Mayor of Rongelap Atoll
- Incumbent
- Assumed office 1995

Personal details
- Born: 1968 (age 57–58) Kwajalein, Marshall Islands
- Parents: Woodrow Matayoshi (father); Almira Ainri (mother);
- Occupation: Politician, activist
- Known for: Advocacy against nuclear weapons

= James Matayoshi =

Marshallese politician (born 1968)

James Matayoshi (born 1968) is the mayor of Rongelap Atoll in the Marshall Islands. He was appointed as Rongelap's mayor in 1995 and has served as chairman of the Marshall Islands Ports Authority since 2008. As the mayor of Rongelap, Matayoshi was noted for his activism on calling for the United States government to render assistance to Marshall Islanders suffering from radiation sickness as a result of a series of nuclear tests carried out under Operation Castle in the 1950s.

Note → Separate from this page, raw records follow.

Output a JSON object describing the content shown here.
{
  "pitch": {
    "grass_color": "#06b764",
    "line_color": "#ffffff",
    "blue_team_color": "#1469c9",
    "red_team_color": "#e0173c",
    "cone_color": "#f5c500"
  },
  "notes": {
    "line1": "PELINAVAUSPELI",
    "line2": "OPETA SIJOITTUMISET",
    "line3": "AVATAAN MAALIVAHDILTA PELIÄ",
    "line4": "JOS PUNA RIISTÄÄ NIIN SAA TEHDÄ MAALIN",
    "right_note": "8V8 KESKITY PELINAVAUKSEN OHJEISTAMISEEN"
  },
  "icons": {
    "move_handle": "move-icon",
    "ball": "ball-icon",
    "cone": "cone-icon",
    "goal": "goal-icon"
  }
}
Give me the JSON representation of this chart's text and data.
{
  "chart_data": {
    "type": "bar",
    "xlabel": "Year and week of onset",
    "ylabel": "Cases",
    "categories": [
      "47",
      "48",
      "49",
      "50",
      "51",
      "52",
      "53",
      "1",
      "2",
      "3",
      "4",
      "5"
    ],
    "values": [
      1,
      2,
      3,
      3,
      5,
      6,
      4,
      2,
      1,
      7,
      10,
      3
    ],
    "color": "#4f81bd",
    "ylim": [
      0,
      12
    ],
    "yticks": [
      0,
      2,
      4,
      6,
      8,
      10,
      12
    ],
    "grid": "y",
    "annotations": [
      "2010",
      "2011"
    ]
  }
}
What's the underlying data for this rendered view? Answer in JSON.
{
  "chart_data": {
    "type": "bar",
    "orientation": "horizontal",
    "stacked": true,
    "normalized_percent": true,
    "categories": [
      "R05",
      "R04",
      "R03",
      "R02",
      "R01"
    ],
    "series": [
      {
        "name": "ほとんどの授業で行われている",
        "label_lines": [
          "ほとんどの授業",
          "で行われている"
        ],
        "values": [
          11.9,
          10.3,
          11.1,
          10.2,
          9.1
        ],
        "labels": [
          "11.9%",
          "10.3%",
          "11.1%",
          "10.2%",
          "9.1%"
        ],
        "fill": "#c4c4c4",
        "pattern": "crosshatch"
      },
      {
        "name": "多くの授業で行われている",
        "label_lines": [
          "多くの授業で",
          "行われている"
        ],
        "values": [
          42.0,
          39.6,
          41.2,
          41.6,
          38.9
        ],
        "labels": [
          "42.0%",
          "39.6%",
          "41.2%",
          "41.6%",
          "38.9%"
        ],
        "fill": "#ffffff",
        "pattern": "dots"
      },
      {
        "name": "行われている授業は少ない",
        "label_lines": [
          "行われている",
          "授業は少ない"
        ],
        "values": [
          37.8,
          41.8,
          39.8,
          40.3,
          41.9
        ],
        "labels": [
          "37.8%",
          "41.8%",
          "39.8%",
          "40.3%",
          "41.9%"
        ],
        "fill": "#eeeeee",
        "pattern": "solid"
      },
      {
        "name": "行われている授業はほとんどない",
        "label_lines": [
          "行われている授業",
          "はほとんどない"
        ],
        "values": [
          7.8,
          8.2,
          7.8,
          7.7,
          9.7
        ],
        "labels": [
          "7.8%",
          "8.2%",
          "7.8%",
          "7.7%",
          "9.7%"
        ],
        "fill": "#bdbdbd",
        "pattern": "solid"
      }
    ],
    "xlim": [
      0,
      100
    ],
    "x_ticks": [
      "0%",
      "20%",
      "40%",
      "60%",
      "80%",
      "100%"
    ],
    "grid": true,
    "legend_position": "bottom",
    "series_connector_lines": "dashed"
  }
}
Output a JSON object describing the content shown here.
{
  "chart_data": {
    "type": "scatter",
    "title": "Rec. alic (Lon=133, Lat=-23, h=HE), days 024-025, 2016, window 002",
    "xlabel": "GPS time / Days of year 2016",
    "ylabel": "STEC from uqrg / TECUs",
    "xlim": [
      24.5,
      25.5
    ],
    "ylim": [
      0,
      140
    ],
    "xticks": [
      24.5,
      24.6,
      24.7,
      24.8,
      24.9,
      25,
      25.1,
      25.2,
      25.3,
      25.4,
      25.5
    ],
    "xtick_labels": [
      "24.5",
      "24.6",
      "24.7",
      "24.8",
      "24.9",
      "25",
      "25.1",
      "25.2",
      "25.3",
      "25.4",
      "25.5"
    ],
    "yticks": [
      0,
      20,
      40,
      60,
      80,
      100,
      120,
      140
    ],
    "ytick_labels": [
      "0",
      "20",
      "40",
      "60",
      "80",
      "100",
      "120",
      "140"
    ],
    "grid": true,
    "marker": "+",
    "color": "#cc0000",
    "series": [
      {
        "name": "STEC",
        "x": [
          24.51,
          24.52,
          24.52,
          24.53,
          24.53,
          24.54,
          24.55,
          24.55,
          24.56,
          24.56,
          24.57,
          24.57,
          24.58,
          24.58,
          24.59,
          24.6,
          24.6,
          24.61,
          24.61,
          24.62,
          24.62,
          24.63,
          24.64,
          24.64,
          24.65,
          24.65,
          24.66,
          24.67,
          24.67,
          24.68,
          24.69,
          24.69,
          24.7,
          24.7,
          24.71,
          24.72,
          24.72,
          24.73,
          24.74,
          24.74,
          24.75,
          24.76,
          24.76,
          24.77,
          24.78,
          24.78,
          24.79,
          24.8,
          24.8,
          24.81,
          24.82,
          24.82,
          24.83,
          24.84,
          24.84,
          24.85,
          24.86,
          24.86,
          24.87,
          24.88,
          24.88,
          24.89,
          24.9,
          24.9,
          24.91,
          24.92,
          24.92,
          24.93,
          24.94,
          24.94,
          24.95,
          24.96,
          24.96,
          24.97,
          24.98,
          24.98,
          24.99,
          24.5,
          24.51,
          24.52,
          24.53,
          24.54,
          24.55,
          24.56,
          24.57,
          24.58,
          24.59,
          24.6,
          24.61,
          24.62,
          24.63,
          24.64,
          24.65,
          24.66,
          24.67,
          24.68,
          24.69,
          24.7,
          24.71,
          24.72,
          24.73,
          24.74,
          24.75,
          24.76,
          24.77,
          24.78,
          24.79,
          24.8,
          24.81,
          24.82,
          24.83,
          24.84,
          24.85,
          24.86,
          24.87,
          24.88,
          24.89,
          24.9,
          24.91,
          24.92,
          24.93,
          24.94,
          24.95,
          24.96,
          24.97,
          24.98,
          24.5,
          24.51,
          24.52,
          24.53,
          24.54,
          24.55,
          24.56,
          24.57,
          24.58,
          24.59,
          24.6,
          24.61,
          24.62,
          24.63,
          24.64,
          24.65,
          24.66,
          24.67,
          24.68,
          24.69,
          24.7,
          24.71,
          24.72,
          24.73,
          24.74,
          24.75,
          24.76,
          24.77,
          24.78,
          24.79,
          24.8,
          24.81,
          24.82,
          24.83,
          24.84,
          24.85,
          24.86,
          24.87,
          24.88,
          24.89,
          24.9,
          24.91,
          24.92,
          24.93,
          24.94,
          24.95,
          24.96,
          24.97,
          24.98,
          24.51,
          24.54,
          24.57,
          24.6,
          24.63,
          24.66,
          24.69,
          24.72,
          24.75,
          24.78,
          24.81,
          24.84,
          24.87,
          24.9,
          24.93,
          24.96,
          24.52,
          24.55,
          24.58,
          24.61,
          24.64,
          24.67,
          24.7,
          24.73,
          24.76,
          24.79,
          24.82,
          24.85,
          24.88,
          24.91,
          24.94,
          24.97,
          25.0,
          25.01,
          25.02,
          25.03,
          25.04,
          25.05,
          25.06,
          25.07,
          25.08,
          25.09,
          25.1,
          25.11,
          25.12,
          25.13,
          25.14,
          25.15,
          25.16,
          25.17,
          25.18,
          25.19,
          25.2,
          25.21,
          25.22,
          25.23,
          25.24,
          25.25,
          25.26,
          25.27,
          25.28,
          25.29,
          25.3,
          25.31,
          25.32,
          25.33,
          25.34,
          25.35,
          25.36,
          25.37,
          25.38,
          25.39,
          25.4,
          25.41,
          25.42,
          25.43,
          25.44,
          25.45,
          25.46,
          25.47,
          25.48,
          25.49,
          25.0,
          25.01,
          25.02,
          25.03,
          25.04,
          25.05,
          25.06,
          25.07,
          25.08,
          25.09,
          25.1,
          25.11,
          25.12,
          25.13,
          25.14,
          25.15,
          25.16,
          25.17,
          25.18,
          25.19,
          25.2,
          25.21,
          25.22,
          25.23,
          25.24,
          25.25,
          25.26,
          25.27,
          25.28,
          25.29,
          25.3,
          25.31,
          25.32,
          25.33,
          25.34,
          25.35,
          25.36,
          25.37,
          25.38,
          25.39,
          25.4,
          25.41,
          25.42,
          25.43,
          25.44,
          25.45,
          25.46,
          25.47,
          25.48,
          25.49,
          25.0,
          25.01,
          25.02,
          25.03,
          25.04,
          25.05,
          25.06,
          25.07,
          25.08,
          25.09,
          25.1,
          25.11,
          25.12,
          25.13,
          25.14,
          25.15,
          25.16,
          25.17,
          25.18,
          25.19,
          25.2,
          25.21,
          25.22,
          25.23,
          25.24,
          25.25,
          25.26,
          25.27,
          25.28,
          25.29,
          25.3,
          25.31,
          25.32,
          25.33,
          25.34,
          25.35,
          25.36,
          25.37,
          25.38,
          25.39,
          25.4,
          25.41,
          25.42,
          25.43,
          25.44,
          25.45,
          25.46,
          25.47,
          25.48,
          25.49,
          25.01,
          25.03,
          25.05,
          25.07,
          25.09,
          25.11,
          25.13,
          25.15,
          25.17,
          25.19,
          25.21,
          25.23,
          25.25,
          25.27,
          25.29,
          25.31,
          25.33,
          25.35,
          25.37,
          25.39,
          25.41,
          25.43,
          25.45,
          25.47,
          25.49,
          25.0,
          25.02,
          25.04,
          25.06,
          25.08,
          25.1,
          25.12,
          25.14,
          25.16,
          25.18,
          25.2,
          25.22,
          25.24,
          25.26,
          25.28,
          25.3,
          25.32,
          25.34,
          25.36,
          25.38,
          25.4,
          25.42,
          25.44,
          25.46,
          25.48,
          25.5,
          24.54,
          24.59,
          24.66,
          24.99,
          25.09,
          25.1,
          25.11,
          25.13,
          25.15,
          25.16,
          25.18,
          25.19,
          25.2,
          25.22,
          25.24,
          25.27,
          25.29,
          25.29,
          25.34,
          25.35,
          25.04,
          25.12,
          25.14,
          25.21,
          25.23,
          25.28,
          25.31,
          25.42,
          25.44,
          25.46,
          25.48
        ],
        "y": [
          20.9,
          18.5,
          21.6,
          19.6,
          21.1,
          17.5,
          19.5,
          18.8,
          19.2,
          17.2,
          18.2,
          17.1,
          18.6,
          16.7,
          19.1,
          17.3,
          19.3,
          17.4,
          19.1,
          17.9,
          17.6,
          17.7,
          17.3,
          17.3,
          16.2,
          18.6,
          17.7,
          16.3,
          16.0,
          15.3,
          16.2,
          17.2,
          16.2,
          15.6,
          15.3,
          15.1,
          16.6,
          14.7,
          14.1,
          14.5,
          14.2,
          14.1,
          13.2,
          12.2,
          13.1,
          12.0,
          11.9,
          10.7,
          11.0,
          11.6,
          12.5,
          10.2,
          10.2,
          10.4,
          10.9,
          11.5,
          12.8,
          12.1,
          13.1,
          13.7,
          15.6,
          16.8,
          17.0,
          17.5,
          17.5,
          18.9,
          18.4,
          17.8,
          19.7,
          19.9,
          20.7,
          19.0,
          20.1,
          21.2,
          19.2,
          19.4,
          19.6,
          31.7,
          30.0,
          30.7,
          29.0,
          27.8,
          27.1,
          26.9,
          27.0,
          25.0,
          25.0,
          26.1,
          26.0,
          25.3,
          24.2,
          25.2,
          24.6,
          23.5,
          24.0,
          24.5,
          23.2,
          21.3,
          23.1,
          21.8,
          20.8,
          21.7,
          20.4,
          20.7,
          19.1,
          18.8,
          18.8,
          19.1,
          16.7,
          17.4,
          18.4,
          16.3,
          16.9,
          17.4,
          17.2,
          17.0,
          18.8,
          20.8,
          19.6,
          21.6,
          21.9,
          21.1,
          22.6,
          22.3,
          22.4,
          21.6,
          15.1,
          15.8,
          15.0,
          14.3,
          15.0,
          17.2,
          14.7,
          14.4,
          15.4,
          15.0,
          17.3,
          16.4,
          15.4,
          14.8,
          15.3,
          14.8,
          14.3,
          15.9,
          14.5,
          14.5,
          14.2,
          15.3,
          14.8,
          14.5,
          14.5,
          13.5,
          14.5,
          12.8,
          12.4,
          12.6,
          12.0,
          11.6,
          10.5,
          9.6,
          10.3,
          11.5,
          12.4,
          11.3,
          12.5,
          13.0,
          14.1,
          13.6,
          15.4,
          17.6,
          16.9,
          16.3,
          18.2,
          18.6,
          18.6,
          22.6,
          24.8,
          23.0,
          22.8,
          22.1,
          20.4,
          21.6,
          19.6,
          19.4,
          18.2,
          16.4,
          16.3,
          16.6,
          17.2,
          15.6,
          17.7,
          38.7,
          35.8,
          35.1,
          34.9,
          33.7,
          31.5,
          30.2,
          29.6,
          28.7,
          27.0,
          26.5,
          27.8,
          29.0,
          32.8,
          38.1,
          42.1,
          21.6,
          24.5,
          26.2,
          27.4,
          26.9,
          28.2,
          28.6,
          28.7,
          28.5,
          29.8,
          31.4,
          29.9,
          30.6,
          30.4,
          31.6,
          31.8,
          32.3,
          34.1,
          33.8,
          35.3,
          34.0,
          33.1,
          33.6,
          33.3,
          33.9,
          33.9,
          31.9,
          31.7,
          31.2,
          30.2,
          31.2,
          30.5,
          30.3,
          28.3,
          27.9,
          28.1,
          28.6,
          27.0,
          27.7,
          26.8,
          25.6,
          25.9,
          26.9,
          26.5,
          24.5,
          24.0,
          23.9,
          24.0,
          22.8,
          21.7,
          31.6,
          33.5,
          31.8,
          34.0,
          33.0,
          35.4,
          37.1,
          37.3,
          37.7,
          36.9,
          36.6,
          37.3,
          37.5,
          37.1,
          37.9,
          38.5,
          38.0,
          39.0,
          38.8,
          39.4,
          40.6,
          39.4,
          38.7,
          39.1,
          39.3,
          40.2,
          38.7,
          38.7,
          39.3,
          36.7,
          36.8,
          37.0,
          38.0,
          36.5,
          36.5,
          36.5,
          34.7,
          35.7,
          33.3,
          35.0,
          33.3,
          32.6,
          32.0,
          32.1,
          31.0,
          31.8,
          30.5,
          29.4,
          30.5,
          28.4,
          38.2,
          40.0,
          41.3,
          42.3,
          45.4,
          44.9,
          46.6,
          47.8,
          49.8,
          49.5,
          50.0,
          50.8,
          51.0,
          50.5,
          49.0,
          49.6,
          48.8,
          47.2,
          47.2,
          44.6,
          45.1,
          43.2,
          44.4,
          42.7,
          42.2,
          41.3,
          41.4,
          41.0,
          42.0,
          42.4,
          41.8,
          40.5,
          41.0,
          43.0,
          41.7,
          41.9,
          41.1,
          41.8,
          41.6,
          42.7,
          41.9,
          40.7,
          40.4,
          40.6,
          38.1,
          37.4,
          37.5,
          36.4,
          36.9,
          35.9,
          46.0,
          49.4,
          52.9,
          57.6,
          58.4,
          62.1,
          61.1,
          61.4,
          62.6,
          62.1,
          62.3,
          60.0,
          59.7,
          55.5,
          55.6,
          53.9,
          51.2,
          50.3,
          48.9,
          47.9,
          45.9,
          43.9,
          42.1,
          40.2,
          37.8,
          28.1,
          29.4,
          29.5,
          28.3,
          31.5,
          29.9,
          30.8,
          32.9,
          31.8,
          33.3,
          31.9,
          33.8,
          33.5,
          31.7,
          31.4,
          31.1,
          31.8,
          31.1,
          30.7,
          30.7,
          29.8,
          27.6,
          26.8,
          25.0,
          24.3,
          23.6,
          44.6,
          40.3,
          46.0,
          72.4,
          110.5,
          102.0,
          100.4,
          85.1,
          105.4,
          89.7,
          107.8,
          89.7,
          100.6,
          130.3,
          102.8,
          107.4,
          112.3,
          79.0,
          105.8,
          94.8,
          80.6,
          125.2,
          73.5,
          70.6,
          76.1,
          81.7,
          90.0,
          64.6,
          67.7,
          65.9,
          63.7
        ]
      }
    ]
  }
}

==Early life and education==
Matayoshi was born in Kwajalein. His father, Woodrow Matayoshi, was a second-generation Japanese American from Hawaii, whose parents were immigrants from Okinawa. Matayoshi's mother, Almira Ainri, was a Marshallese from Rongelap and was an activist on issues pertaining to nuclear warfare until her death in June 2005. In her youth, Ainri was exposed to radioactive fallouts from the nuclear bomb tests, which left her with thyroid problems for the rest of her life. Two of Matayoshi's older siblings, Robert and Alex also suffered from thyroid problems as a result of the nuclear bomb tests. Ainri also suffered a miscarriage in 1955 which resulted in a stillborn child without a skeleton. In his youth, Matayoshi was educated in Hawaii, but returned to the Marshall Islands and was elected as Rongelap's mayor in 1995.

==Political career==
Since his appointment as the Mayor of Rongelap, Matayoshi campaigned vigorously for anti-nuclear causes and often attended memorial events pertaining to nuclear warfare in Japan as well as the Marshall Islands. Between 2005 and 2007, Matayoshi led lobbies against the Nuclear Claims Tribunal to provide monetary compensation to victims of nuclear bomb tests, which were targeted to be used for reconstruction efforts and facilitating resettlement in Rongelap. Japan also provided resettlement funds to Rongelap to 2005, which was motivated in part to Matayoshi's ancestral and diplomatic ties that he established with Japan.

In February 2023, The Washington Post reported that Matayoshi is under investigation by the Marshall Islands' attorney general.